EliFla 03/20/2012 22:31

io ti commento solo e semplicemente con un GRAZIE

Eleonora 03/20/2012 22:17

Ho avuto lo stesso pensiero stamattina, quando subito dopo aver scritto il mio post, mi ha attirata il titolo del tuo, che ho letto tutto di un fiato.
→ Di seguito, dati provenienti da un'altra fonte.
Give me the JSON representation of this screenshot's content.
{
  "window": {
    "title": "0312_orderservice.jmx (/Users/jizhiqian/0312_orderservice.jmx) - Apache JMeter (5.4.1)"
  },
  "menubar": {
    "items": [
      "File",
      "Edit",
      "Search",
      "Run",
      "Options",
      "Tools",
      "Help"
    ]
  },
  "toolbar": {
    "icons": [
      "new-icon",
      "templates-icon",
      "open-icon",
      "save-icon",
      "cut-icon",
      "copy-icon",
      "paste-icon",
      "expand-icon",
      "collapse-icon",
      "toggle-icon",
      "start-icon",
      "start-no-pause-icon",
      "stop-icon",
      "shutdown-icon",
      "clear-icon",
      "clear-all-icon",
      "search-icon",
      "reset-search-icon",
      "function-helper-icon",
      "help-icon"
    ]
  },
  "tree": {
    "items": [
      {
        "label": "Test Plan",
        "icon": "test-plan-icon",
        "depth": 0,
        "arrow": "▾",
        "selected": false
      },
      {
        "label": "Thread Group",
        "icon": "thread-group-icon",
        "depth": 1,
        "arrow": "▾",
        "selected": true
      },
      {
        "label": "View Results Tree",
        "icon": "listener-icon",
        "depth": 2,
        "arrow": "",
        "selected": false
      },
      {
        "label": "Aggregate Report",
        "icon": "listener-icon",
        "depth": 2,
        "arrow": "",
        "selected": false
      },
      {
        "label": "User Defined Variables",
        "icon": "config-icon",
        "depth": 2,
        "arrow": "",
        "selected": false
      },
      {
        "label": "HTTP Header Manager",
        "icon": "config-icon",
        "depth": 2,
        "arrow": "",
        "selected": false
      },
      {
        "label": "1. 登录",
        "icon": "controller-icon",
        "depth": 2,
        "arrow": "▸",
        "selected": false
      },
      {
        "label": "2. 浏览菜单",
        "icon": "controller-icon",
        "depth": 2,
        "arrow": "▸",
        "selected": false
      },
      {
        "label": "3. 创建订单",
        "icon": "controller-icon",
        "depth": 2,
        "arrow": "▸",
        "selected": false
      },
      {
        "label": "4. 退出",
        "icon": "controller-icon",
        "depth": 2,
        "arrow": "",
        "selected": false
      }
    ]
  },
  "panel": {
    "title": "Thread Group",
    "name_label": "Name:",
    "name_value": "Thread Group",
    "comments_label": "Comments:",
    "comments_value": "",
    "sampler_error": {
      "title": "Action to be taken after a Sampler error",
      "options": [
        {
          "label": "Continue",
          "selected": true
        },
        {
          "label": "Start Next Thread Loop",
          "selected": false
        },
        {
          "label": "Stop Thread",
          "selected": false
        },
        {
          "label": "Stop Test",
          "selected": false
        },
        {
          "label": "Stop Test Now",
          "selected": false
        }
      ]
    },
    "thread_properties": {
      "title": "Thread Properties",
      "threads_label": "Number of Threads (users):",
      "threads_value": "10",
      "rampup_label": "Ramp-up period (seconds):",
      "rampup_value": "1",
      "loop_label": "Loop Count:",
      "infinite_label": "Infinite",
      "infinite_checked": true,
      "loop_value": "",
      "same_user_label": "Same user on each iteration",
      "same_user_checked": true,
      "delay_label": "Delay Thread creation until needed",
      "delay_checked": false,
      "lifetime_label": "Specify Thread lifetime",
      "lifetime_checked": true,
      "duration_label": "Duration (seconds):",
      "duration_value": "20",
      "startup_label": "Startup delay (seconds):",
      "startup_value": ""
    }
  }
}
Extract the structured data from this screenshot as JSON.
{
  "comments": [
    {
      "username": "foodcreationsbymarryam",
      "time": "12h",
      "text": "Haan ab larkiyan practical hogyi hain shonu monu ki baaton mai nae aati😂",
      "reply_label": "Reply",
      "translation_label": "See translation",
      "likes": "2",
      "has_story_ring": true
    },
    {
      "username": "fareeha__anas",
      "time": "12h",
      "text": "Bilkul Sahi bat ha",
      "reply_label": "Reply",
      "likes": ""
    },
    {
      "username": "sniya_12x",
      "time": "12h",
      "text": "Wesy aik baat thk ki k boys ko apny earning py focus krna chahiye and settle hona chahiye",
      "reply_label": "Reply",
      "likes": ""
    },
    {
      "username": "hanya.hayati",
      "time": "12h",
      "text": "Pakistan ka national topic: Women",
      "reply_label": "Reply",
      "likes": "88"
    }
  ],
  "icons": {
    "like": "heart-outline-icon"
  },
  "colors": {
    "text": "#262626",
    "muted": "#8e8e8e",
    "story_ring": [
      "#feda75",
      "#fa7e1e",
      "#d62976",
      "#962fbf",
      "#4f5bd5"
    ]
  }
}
En non è la prima volta che capita con te, questa empatia, questo essere sullo stesso piano, senza intenzione.
Ho pure scoperto che io e te abbiamo avuto la stessa relazione con i libri durante l'adolescenza e l'infanzia: erano la nostra vita, li respiravamo, li vivevamo. Mi sono vista nel tuo racconto come se qualcuno scrivesse di me, e di quel libro che conosco troppo bene e ho fatto anche io il parallelo con il mio post.
Tutto questo, ascugandomi le lacrime e per dirti solamente grazie. Grazie di tutto quello che sei e che emani attraverso la tua presenza (per ora solo virtuale) e attraverso le tue parole.
sei unica. grazie di cuore.

Pellegrina 03/20/2012 22:03

Questa carrellata di donne è davvero gustosa.
Per quanto riguarda Tolosa, è una città straordinaria, intensa, con un'anima aperta, accogliente e vivace. Tanto più è triste che sia stata così duramente colpita.